Bu makas reel sektörü ve vatandaşı zorlarken, finans sektörünün kârı büyümeye devam ediyor.
Reel sektörün sermayesi eriyor
Ekonomistler, kredi faizlerindeki yüksek oranların iş dünyasının sermayesini küçülttüğünü, üretim ve yatırımı frenlediğini vurguluyor. Bu yıl reel sektör ve vatandaşlar bankalara yaklaşık 4,5 trilyon liralık faiz ödemesi yaptı. İş dünyası temsilcileri, sürdürülebilir büyüme için kredi faizlerinin düşmesi ve kredi limitlerinin kaldırılması gerektiğini dile getiriyor.
Mevduat faizleri enflasyonun altında kaldı
Bankaların TL vadeli mevduata sunduğu faiz oranları ise enflasyonun bile altında seyrediyor. 1 yıllık, 1 milyon liralık mevduatın getirisi kamu ve özel bankalarda yüzde 14’ten başlıyor, en fazla yüzde 33,5’e kadar çıkabiliyor. Bu durumda, 1 milyon liralık mevduata yıllık net 126 bin lira ile 284 bin lira arasında değişen kazanç sağlanabiliyor.

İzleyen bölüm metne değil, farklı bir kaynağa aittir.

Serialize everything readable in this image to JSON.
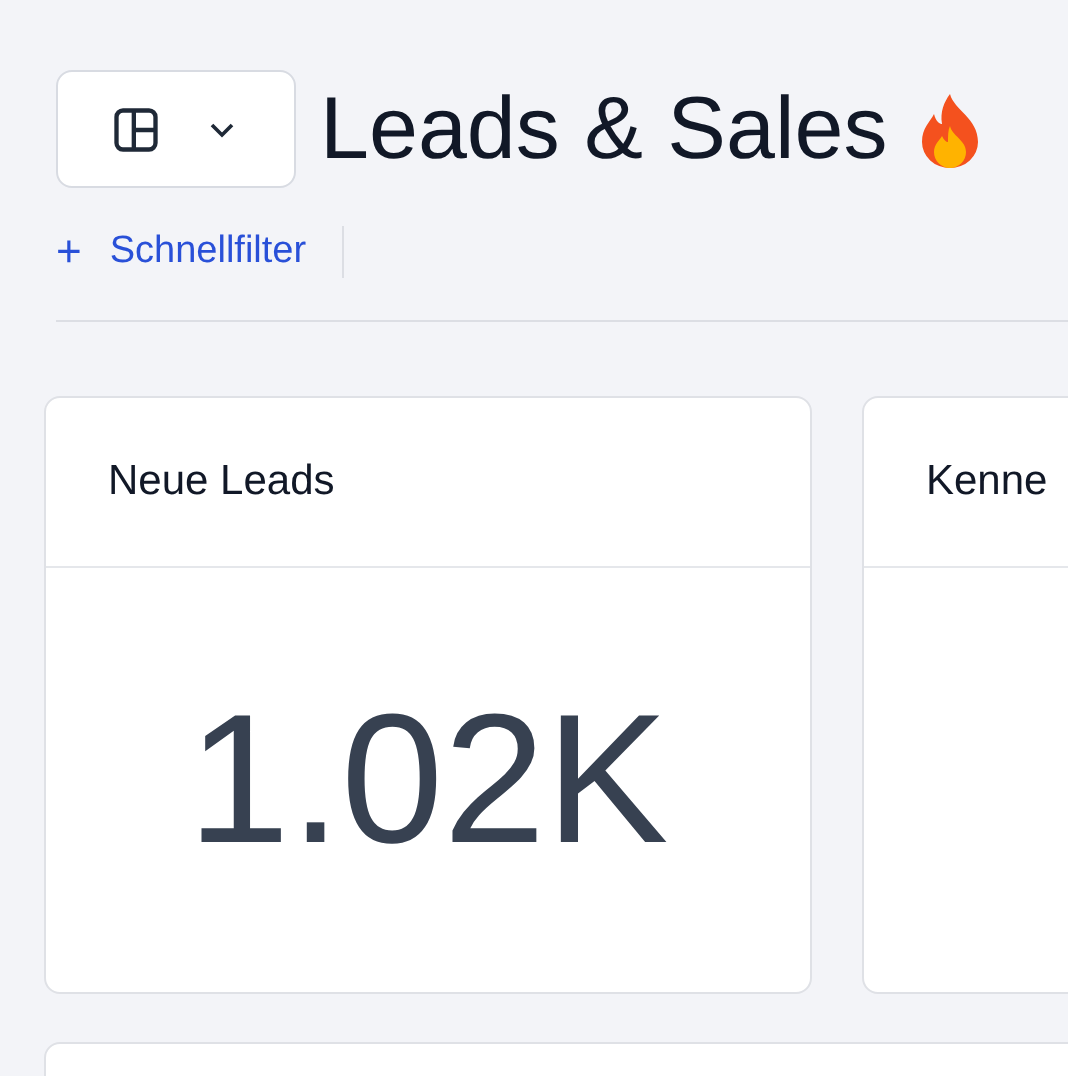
{
  "header": {
    "title": "Leads & Sales"
  },
  "filter_bar": {
    "add_filter": "Schnellfilter",
    "add_icon": "+"
  },
  "cards": [
    {
      "title": "Neue Leads",
      "value": "1.02K"
    },
    {
      "title": "Kenne"
    }
  ]
}
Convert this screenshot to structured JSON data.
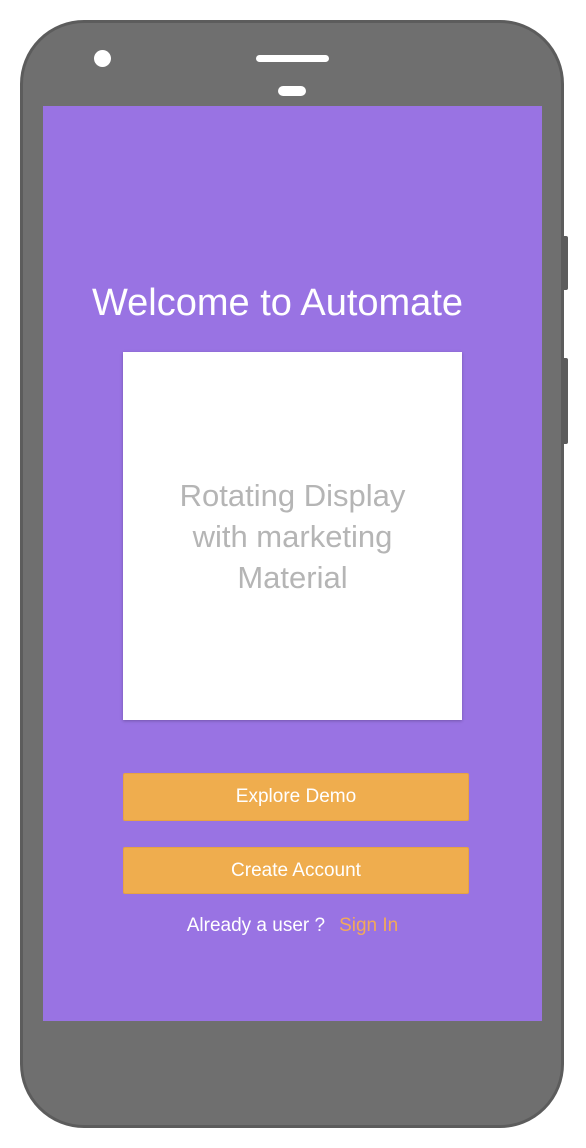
{
  "welcome": {
    "title": "Welcome to Automate"
  },
  "marketing": {
    "text": "Rotating Display\nwith marketing\nMaterial"
  },
  "actions": {
    "explore_label": "Explore Demo",
    "create_label": "Create Account"
  },
  "signin": {
    "prompt": "Already a user ?",
    "link_label": "Sign In"
  },
  "colors": {
    "screen_bg": "#9973e3",
    "button_bg": "#efad4e",
    "link": "#f2a95a",
    "device_body": "#6f6f6f"
  },
  "icons": {
    "camera": "front-camera-icon",
    "speaker": "speaker-grille-icon",
    "sensor": "proximity-sensor-icon"
  }
}
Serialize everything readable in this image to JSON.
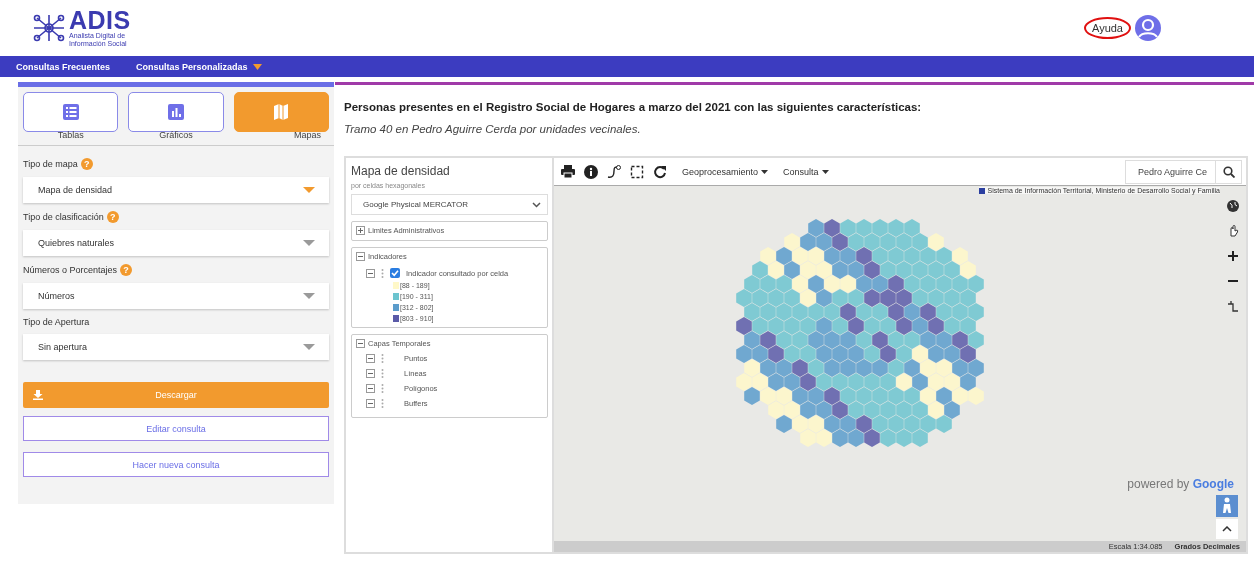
{
  "header": {
    "logo_title": "ADIS",
    "logo_subtitle": "Analista Digital de Información Social",
    "help_link": "Ayuda"
  },
  "nav": [
    {
      "label": "Consultas Frecuentes",
      "has_menu": false
    },
    {
      "label": "Consultas Personalizadas",
      "has_menu": true
    }
  ],
  "view_tabs": [
    {
      "label": "Tablas",
      "kind": "table",
      "selected": false
    },
    {
      "label": "Gráficos",
      "kind": "chart",
      "selected": false
    },
    {
      "label": "Mapas",
      "kind": "map",
      "selected": true
    }
  ],
  "form_fields": [
    {
      "label": "Tipo de mapa",
      "help": "?",
      "value": "Mapa de densidad",
      "focused": true
    },
    {
      "label": "Tipo de clasificación",
      "help": "?",
      "value": "Quiebres naturales",
      "focused": false
    },
    {
      "label": "Números o Porcentajes",
      "help": "?",
      "value": "Números",
      "focused": false
    },
    {
      "label": "Tipo de Apertura",
      "value": "Sin apertura",
      "focused": false
    }
  ],
  "actions": [
    {
      "label": "Descargar",
      "kind": "primary"
    },
    {
      "label": "Editar consulta",
      "kind": "outline"
    },
    {
      "label": "Hacer nueva consulta",
      "kind": "outline"
    }
  ],
  "content": {
    "title": "Personas presentes en el Registro Social de Hogares a marzo del 2021 con las siguientes características:",
    "subtitle": "Tramo 40 en Pedro Aguirre Cerda por unidades vecinales."
  },
  "map_panel": {
    "title": "Mapa de densidad",
    "subtitle": "por celdas hexagonales",
    "basemap": "Google Physical MERCATOR",
    "groups": [
      {
        "label": "Limites Administrativos",
        "expanded": false
      },
      {
        "label": "Indicadores",
        "expanded": true,
        "children": [
          {
            "label": "Indicador consultado por celda",
            "kind": "checkbox",
            "checked": true,
            "legend": [
              {
                "label": "[88 - 189]",
                "color": "#fff8c8"
              },
              {
                "label": "[190 - 311]",
                "color": "#6cc4cf"
              },
              {
                "label": "[312 - 802]",
                "color": "#5b9ccb"
              },
              {
                "label": "[803 - 910]",
                "color": "#5a5aa8"
              }
            ]
          }
        ]
      },
      {
        "label": "Capas Temporales",
        "expanded": true,
        "children": [
          {
            "label": "Puntos",
            "kind": "layer"
          },
          {
            "label": "Líneas",
            "kind": "layer"
          },
          {
            "label": "Polígonos",
            "kind": "layer"
          },
          {
            "label": "Buffers",
            "kind": "layer"
          }
        ]
      }
    ]
  },
  "map_toolbar": {
    "menus": [
      "Geoprocesamiento",
      "Consulta"
    ],
    "search_value": "Pedro Aguirre Ce"
  },
  "map": {
    "attribution": "Sistema de Información Territorial, Ministerio de Desarrollo Social y Familia",
    "powered_by": "powered by",
    "brand": "Google",
    "scale": "Escala 1:34.085",
    "units": "Grados Decimales"
  }
}
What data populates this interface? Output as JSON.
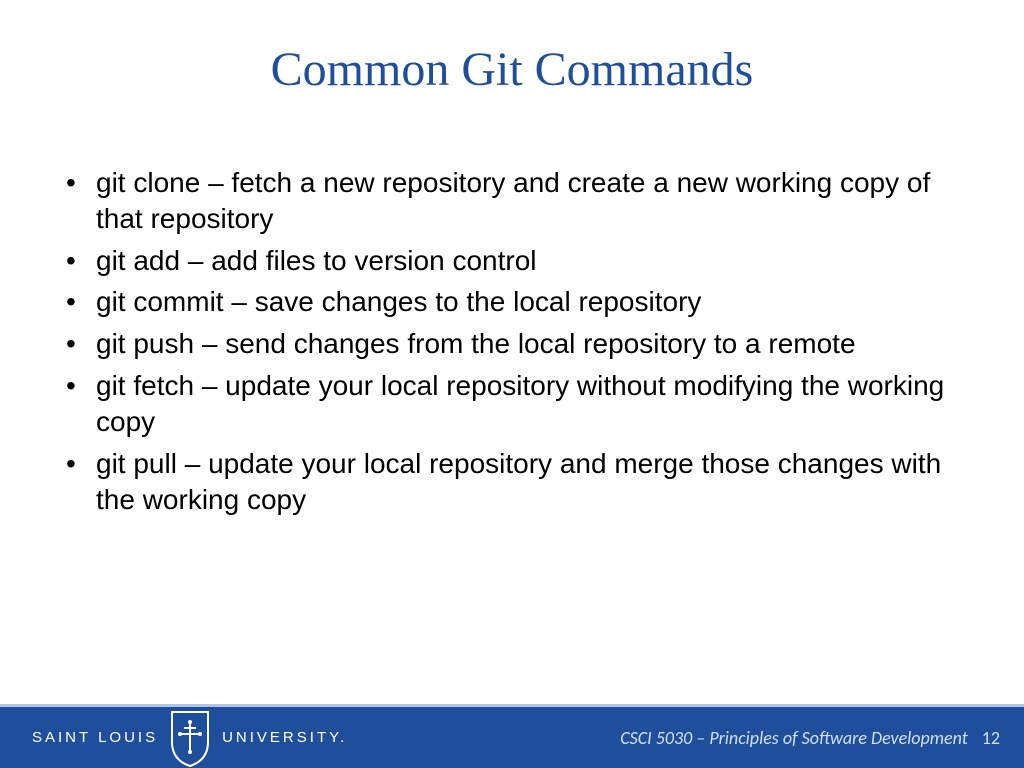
{
  "title": "Common Git Commands",
  "bullets": [
    "git clone – fetch a new repository and create a new working copy of that repository",
    "git add – add files to version control",
    "git commit – save changes to the local repository",
    "git push – send changes from the local repository to a remote",
    "git fetch – update your local repository without modifying the working copy",
    "git pull – update your local repository and merge those changes with the working copy"
  ],
  "footer": {
    "logo_left": "SAINT LOUIS",
    "logo_right": "UNIVERSITY.",
    "course": "CSCI 5030 – Principles of Software Development",
    "page": "12"
  }
}
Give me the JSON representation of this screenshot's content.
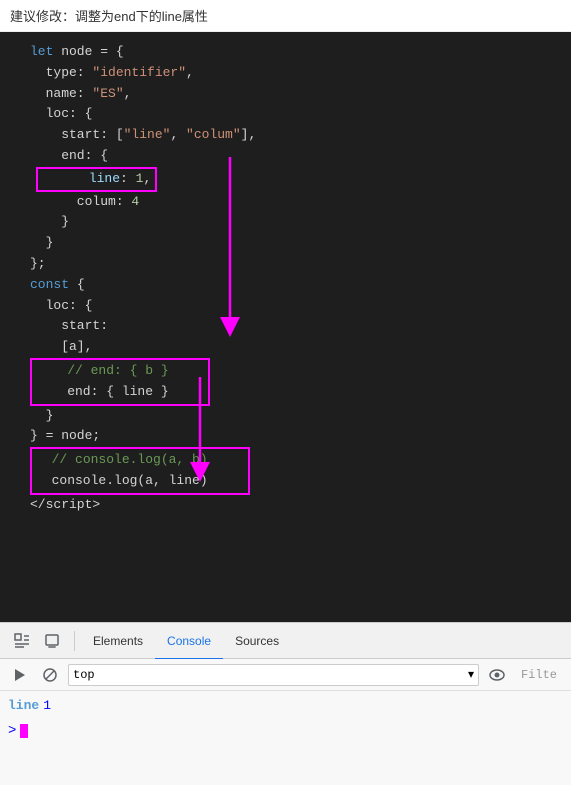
{
  "annotation": {
    "text": "建议修改：调整为end下的line属性"
  },
  "code": {
    "lines": [
      {
        "type": "normal",
        "content": "let node = {"
      },
      {
        "type": "normal",
        "content": "  type: \"identifier\","
      },
      {
        "type": "normal",
        "content": "  name: \"ES\","
      },
      {
        "type": "normal",
        "content": "  loc: {"
      },
      {
        "type": "normal",
        "content": "    start: [\"line\", \"colum\"],"
      },
      {
        "type": "normal",
        "content": "    end: {"
      },
      {
        "type": "highlight1",
        "content": "      line: 1,"
      },
      {
        "type": "normal",
        "content": "      colum: 4"
      },
      {
        "type": "normal",
        "content": "    }"
      },
      {
        "type": "normal",
        "content": "  }"
      },
      {
        "type": "normal",
        "content": "};"
      },
      {
        "type": "normal",
        "content": "const {"
      },
      {
        "type": "normal",
        "content": "  loc: {"
      },
      {
        "type": "normal",
        "content": "    start:"
      },
      {
        "type": "normal",
        "content": "    [a],"
      },
      {
        "type": "highlight2a",
        "content": "    // end: { b }"
      },
      {
        "type": "highlight2b",
        "content": "    end: { line }"
      },
      {
        "type": "normal",
        "content": "  }"
      },
      {
        "type": "normal",
        "content": "} = node;"
      },
      {
        "type": "highlight3a",
        "content": "  // console.log(a, b)"
      },
      {
        "type": "highlight3b",
        "content": "  console.log(a, line)"
      }
    ]
  },
  "devtools": {
    "icons": {
      "inspector": "⬚",
      "device": "⬜",
      "play": "▶",
      "block": "⊘"
    },
    "tabs": [
      {
        "label": "Elements",
        "active": false
      },
      {
        "label": "Console",
        "active": true
      },
      {
        "label": "Sources",
        "active": false
      }
    ],
    "console": {
      "dropdown_value": "top",
      "filter_placeholder": "Filte"
    },
    "output": {
      "line_label": "line",
      "line_value": "1"
    },
    "prompt_symbol": ">"
  }
}
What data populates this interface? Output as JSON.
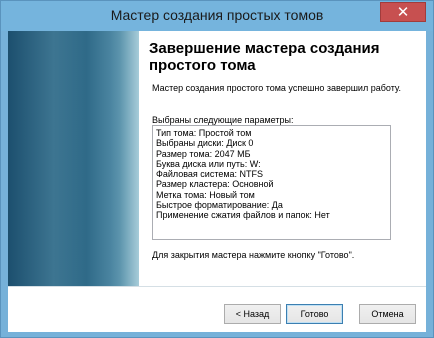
{
  "window": {
    "title": "Мастер создания простых томов",
    "close_glyph": "✕"
  },
  "page": {
    "title": "Завершение мастера создания простого тома",
    "description": "Мастер создания простого тома успешно завершил работу.",
    "params_label": "Выбраны следующие параметры:",
    "params": [
      "Тип тома: Простой том",
      "Выбраны диски: Диск 0",
      "Размер тома: 2047 МБ",
      "Буква диска или путь: W:",
      "Файловая система: NTFS",
      "Размер кластера: Основной",
      "Метка тома: Новый том",
      "Быстрое форматирование: Да",
      "Применение сжатия файлов и папок: Нет"
    ],
    "footer": "Для закрытия мастера нажмите кнопку \"Готово\"."
  },
  "buttons": {
    "back": "< Назад",
    "finish": "Готово",
    "cancel": "Отмена"
  },
  "colors": {
    "title_bar": "#75b4dd",
    "close_button": "#c75050",
    "side_panel": "#2f6a88"
  }
}
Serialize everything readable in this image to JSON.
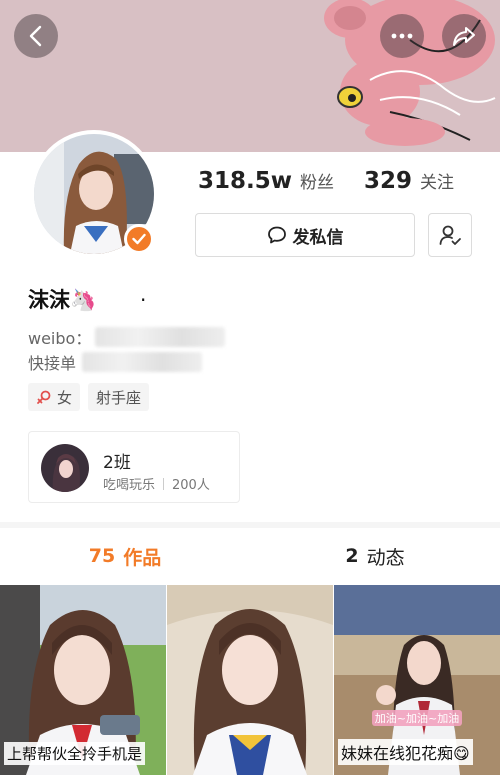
{
  "nav": {
    "back_icon": "chevron-left-icon",
    "more_icon": "more-dots-icon",
    "share_icon": "share-arrow-icon"
  },
  "profile": {
    "name": "沫沫🦄",
    "verified_icon": "check-badge-icon",
    "weibo_label": "weibo：",
    "kuaijie_label": "快接单"
  },
  "stats": {
    "fans_count": "318.5w",
    "fans_label": "粉丝",
    "follow_count": "329",
    "follow_label": "关注"
  },
  "actions": {
    "message_label": "发私信",
    "message_icon": "chat-bubble-icon",
    "follow_icon": "user-check-icon"
  },
  "tags": [
    "女",
    "射手座"
  ],
  "group": {
    "name": "2班",
    "category": "吃喝玩乐",
    "members": "200人"
  },
  "tabs": {
    "works_count": "75",
    "works_label": "作品",
    "dynamics_count": "2",
    "dynamics_label": "动态"
  },
  "posts": [
    {
      "caption": "上帮帮伙全拎手机是"
    },
    {
      "caption": ""
    },
    {
      "caption": "妹妹在线犯花痴😋",
      "overlay": "加油~加油~加油"
    }
  ],
  "colors": {
    "accent": "#f27b28",
    "banner": "#d8c0c4"
  }
}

Bankaların sunduğu oranlar
-
Denizbank: %33,5 faiz – 284 bin TL net getiri
-
Yapı Kredi: %31,2 faiz
-
Akbank: %31 faiz
-
Ziraat Bankası: %30 faiz
-
Garanti BBVA ve İş Bankası: %26,5 faiz
-
Halkbank: %23 faiz
-
Vakıfbank: %22 faiz
-
Odeabank: %16 faiz
-
TEB: %14 faiz
En düşük oranlar Odeabank ve TEB’de görülürken, özel bankalarda oranlar yüzde 30’un üzerine çıkabiliyor.
Kredi kullanana ağır yük
Aynı tutarda kredi kullanan şirketler için tablo çok daha ağır. 1 milyon liralık mevduat 1,1 milyon liraya çıkarken, aynı tutarda ve vadede kullanılan ticari kredilerde geri ödeme 1,4 milyon liraya yaklaşıyor. Bu fark, reel sektörün finansman yükünü artırıyor.
Uzmanlardan çağrı
Ekonomistler ve iş dünyası temsilcileri, Türkiye ekonomisinin dengeli bir büyüme sürecine girebilmesi için kredi faizlerinin mutlaka aşağı çekilmesi gerektiğini vurguluyor. Ayrıca, mevduat faizlerinin enflasyonun üzerinde tutulmasının tasarrufları teşvik edeceği ve reel sektördeki finansman dengesizliğini azaltacağı belirtiliyor.